Insistiendo en los errores


Nos vamos a ir de este mundo sin entender cómo es posible que casi la mitad, el 45 %, de los fallecidos por coronavirus en Galicia, hayan sido residentes en centros de mayores. O que en Madrid hayan superado lo imaginable. Y aún más, somos incapaces de comprender cómo después de lo que aconteció en este sector en la primera oleada, siga siendo de los más afectados. Como tampoco se entiende que si se tomaron las medidas efectivas que nos dijeron haber tomado, continúe el rosario de muertos y contagiados en las últimas semanas. 

Los casos de las residencias de O Incio, Outeiro de Rei, Santiago, Vigo, Ourense, A Coruña, Madrid, Almería, Cádiz y un montón más hacen dudar de que sirviera de algo la experiencia de los primeros meses de la lucha contra la pandemia. El balance es catastrófico. Un total de 20.015 ancianos, el 68 % fallecieron en residencias españolas, aunque, como seguimos sin saber contar los muertos, Sanidad reconoció en julio que el número podría subir hasta los 27.359. Eso en julio. En Galicia casi la mitad, 305 de fallecimientos, ocurrieron en estos centros.

Decía Charles Darwin que uno de los graves errores de la historia es que la historia se repite. Se repite sin que aprendamos. Parece que no sirvió de mucho que la primera acometida del coronavirus nos abriera los ojos sobre la aterradora realidad de las residencias de tercera edad, del abandono de los internados y de la necesidad de actuar con urgencia, porque ahora se reincide en la situación en los mismos términos.
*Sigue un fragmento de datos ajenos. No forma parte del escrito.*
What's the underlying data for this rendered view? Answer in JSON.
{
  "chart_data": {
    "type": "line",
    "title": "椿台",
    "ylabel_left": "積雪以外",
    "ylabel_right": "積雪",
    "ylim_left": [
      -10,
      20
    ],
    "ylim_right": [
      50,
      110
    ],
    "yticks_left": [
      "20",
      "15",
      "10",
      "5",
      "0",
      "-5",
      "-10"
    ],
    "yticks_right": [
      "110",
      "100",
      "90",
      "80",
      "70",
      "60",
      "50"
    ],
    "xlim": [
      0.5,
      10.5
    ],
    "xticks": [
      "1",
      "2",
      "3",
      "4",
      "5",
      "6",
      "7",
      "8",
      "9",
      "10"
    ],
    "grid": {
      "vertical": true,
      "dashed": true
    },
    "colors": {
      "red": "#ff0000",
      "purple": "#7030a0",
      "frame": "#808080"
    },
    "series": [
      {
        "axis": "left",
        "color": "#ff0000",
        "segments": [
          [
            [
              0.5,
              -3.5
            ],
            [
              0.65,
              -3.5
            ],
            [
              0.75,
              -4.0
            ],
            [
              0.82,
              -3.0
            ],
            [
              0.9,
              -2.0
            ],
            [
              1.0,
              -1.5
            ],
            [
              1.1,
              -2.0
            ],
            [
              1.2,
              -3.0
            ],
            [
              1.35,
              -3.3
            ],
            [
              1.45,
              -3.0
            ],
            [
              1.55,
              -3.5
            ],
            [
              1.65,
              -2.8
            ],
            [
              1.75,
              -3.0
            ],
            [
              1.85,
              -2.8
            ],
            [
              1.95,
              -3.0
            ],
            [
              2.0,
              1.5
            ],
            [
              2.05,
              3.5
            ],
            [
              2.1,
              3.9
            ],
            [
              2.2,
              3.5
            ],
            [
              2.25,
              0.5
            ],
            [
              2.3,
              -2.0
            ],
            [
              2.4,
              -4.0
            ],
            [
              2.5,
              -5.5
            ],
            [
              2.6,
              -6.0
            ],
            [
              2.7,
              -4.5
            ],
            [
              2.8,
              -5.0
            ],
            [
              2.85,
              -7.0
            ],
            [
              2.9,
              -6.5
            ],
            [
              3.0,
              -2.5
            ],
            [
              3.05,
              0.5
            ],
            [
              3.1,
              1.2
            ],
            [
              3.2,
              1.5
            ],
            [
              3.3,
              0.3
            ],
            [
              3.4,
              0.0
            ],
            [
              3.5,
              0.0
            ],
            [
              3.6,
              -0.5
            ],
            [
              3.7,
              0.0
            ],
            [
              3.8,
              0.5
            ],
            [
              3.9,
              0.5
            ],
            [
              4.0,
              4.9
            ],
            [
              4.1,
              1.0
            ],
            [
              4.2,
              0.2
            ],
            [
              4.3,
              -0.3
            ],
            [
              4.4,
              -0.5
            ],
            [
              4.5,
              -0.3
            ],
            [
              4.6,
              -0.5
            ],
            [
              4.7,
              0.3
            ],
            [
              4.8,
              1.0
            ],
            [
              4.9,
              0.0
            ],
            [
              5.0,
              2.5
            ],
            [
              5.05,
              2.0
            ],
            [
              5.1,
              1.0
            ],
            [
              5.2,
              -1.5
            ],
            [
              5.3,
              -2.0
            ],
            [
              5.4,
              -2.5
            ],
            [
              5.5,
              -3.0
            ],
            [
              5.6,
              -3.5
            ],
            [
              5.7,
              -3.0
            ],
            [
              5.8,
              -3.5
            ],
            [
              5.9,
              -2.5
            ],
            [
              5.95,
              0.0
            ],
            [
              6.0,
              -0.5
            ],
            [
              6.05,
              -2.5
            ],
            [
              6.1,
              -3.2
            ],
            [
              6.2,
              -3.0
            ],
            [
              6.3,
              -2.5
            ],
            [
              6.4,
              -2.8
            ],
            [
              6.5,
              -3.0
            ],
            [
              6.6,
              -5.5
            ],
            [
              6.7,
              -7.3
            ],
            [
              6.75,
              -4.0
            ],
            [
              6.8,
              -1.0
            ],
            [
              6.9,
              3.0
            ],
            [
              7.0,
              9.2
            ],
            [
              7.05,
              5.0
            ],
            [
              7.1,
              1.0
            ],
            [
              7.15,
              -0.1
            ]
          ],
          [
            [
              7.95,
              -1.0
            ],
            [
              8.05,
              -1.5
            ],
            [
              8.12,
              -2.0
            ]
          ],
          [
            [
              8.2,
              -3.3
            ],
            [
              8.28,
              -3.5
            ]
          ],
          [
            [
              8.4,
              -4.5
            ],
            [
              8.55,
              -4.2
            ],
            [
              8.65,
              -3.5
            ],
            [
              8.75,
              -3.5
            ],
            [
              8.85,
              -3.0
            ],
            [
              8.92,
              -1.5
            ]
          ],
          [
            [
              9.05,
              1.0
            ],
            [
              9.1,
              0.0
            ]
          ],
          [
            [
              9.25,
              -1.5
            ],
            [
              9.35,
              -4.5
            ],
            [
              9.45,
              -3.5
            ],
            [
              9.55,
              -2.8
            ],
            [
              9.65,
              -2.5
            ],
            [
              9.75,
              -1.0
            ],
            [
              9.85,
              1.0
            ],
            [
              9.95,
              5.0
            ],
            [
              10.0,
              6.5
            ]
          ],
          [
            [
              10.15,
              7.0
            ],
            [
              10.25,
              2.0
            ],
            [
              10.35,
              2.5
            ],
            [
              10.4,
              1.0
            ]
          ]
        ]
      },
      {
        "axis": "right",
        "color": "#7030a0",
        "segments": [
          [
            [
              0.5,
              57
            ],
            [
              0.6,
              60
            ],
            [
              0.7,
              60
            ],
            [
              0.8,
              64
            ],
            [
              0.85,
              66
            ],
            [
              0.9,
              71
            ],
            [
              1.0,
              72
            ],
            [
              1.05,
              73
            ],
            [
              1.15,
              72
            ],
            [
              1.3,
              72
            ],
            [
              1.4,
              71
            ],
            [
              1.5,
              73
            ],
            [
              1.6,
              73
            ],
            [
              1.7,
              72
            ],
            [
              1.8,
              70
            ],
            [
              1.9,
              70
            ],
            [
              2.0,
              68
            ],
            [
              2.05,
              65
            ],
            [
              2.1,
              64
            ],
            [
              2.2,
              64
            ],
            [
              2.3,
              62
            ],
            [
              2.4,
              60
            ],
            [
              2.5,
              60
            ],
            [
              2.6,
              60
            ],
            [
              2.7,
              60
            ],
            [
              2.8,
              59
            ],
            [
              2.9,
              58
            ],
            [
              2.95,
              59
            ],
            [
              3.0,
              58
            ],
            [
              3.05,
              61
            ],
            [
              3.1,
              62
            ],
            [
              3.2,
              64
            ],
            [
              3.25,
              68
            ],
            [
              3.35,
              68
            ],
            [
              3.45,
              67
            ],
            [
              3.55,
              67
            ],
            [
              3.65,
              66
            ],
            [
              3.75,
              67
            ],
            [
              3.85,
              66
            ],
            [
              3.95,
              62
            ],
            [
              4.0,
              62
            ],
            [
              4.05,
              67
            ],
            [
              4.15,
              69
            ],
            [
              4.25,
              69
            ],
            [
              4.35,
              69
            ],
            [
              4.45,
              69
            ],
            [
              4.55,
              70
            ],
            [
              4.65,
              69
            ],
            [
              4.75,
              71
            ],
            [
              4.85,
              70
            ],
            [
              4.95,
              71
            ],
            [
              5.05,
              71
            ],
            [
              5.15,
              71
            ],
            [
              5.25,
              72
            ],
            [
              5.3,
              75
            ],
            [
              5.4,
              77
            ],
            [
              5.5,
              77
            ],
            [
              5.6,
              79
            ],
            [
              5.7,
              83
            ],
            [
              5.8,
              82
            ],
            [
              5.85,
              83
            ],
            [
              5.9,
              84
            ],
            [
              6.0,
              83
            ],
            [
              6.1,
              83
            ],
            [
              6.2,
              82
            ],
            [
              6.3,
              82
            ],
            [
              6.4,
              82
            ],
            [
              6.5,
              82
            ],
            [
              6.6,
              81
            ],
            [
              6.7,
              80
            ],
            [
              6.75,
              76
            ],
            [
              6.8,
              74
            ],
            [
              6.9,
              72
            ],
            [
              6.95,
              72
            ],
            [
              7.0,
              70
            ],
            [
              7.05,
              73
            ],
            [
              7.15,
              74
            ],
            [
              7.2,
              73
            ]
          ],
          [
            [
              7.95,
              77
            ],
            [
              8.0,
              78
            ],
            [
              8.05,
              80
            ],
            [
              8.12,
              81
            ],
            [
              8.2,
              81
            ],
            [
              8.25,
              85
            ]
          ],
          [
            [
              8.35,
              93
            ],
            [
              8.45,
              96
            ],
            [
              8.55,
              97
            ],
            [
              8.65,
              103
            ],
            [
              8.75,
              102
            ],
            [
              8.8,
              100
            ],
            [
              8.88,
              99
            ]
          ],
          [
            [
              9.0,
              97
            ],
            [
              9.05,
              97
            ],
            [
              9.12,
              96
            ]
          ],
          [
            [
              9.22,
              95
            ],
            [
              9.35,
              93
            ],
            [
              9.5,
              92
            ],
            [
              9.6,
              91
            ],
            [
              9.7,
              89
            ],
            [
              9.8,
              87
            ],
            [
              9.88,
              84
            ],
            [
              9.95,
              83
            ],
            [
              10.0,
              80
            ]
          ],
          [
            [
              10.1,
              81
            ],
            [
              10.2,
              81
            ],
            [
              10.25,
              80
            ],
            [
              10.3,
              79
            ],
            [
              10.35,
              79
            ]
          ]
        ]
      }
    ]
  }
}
Podríamos entender lo ocurrido en los meses de primavera por el efecto sorpresa de la pandemia y el desconocimiento del funcionamiento de estos centros. Pero, aun aceptando que estamos hablando del sector más frágil ante el virus, lo que acontece resulta intolerable. Porque si, como nos cuentan, se extremaron las precauciones, restringieron las visitas y los internos permanecieron aislados, cómo es posible que se esté repitiendo la tragedia, aunque, afortunadamente, con un menor impacto. Habrá que preguntarse si el amparo que se les está dando es el suficiente. Que, por lo visto, no lo es. Y habrá que cuestionarse si entregamos las vidas de nuestros mayores a personas responsables y capacitadas. Que, por lo visto, tampoco.